Even though, by default, SSH is far more protected than other Internet procedures, more can be done in order to secure it even further. The following tips will help you maintain greater security:
1. Restrict Root logins: In an ordinary situation, you have no motive to permit straight root logins to your server. Although the system administrator can be one of the roots once it has logged in (using su or sudo), it is far too dangerous to make your root account open to the entire Internet. If root logins are limited and controlled, hackers will have difficulty gaining access to them irrespective of whether they gain knowledge of the password or not.
2. Jail users in chroot directories: Servers, belonging to Linux and UNIX, provide the ability of restricting ordinary users from doing something dangerous, such as removing all the documents;, however, nothing can be done about viewing the files. With chroot, you give users access to only their own /home directories.

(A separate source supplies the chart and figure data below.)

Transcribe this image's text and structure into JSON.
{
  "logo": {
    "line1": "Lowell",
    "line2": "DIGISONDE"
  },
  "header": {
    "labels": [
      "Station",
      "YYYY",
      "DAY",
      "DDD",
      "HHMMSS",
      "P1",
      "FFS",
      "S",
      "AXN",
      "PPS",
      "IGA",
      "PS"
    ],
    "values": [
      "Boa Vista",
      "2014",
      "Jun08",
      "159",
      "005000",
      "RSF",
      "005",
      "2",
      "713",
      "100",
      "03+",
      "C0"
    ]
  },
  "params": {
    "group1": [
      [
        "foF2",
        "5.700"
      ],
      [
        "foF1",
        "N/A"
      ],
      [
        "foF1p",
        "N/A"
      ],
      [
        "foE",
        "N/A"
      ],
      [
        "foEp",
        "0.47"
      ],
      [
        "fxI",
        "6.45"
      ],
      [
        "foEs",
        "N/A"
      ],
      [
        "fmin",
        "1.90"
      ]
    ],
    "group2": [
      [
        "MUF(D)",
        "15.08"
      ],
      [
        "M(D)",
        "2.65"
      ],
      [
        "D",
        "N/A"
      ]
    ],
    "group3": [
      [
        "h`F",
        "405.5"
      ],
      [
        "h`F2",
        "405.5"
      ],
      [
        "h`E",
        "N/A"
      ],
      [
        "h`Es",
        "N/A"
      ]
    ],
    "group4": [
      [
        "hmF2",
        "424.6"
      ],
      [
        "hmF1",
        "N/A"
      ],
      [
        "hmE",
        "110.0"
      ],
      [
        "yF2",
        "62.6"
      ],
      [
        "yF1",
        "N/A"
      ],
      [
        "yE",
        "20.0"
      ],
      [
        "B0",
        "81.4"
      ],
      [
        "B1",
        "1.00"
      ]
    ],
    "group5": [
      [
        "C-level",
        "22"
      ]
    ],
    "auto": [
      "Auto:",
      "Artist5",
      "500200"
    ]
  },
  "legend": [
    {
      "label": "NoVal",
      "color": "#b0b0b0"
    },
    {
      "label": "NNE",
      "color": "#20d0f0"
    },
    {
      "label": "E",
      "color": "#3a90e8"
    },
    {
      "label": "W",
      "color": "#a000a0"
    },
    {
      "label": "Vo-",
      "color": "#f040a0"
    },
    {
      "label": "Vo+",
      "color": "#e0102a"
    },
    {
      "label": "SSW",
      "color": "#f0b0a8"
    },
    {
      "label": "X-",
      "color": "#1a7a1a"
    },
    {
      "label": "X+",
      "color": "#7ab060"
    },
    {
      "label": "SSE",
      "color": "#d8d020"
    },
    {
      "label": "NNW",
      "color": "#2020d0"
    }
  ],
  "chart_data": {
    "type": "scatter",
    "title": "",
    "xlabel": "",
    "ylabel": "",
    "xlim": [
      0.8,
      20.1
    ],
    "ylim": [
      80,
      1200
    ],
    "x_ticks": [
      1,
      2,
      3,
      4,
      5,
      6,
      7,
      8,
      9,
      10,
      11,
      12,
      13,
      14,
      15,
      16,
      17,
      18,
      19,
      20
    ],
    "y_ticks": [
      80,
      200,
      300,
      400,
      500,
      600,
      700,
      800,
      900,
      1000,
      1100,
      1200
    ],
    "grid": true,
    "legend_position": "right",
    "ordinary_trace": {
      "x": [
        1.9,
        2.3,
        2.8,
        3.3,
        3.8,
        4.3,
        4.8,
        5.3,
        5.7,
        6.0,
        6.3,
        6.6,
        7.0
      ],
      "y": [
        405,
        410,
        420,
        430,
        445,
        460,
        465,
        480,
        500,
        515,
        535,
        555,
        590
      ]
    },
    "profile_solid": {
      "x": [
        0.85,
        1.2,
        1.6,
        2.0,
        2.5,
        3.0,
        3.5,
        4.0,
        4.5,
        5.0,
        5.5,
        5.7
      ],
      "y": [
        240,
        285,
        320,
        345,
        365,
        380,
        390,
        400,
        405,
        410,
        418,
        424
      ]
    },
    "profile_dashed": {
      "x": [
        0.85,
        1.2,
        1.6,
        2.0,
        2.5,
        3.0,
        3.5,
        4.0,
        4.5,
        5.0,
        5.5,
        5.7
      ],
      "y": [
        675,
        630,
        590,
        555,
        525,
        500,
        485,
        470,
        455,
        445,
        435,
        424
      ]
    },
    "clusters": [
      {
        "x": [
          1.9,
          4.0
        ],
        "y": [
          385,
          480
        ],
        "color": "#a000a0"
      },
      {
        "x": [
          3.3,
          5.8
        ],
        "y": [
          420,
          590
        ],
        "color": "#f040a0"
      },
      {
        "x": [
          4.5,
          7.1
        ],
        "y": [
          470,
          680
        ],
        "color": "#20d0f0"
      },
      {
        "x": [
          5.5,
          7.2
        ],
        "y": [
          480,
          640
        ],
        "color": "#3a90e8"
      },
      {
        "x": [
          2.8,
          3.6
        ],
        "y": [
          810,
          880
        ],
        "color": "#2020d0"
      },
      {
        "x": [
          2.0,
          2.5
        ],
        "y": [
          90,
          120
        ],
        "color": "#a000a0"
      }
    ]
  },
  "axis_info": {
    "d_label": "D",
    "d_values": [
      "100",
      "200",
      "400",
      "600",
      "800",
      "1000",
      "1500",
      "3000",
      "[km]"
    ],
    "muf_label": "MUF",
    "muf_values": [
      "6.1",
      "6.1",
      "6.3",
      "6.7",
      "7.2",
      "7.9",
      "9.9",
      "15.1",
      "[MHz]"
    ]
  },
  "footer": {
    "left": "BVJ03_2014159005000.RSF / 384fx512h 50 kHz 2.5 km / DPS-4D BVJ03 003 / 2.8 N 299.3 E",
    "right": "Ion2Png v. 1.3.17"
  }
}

3. Install Brute Force Detection software: Malicious hackers can make use of forcible methods in an attempt to gain knowledge of your password and carry out malevolent activity on your server. Suitable brute force detection software can reduce the effect of such attacks as soon as they begin.
4. Maintain secure password and periodic rotations: Being the sysadmin, you have the ability to manage the requirements regarding the strength of the password along with making it compulsory for users to modify their password after a period of time.
5. Set the Timeout Interval: An extremely helpful feature, a part of SSH configuration file, is that it allows you to determine a timeout interval, disallowing users from staying logged in, irrespective of whether they have forgotten to logout . This allows you to manage better, stopping people from illegally gaining access to always-logged-in accounts.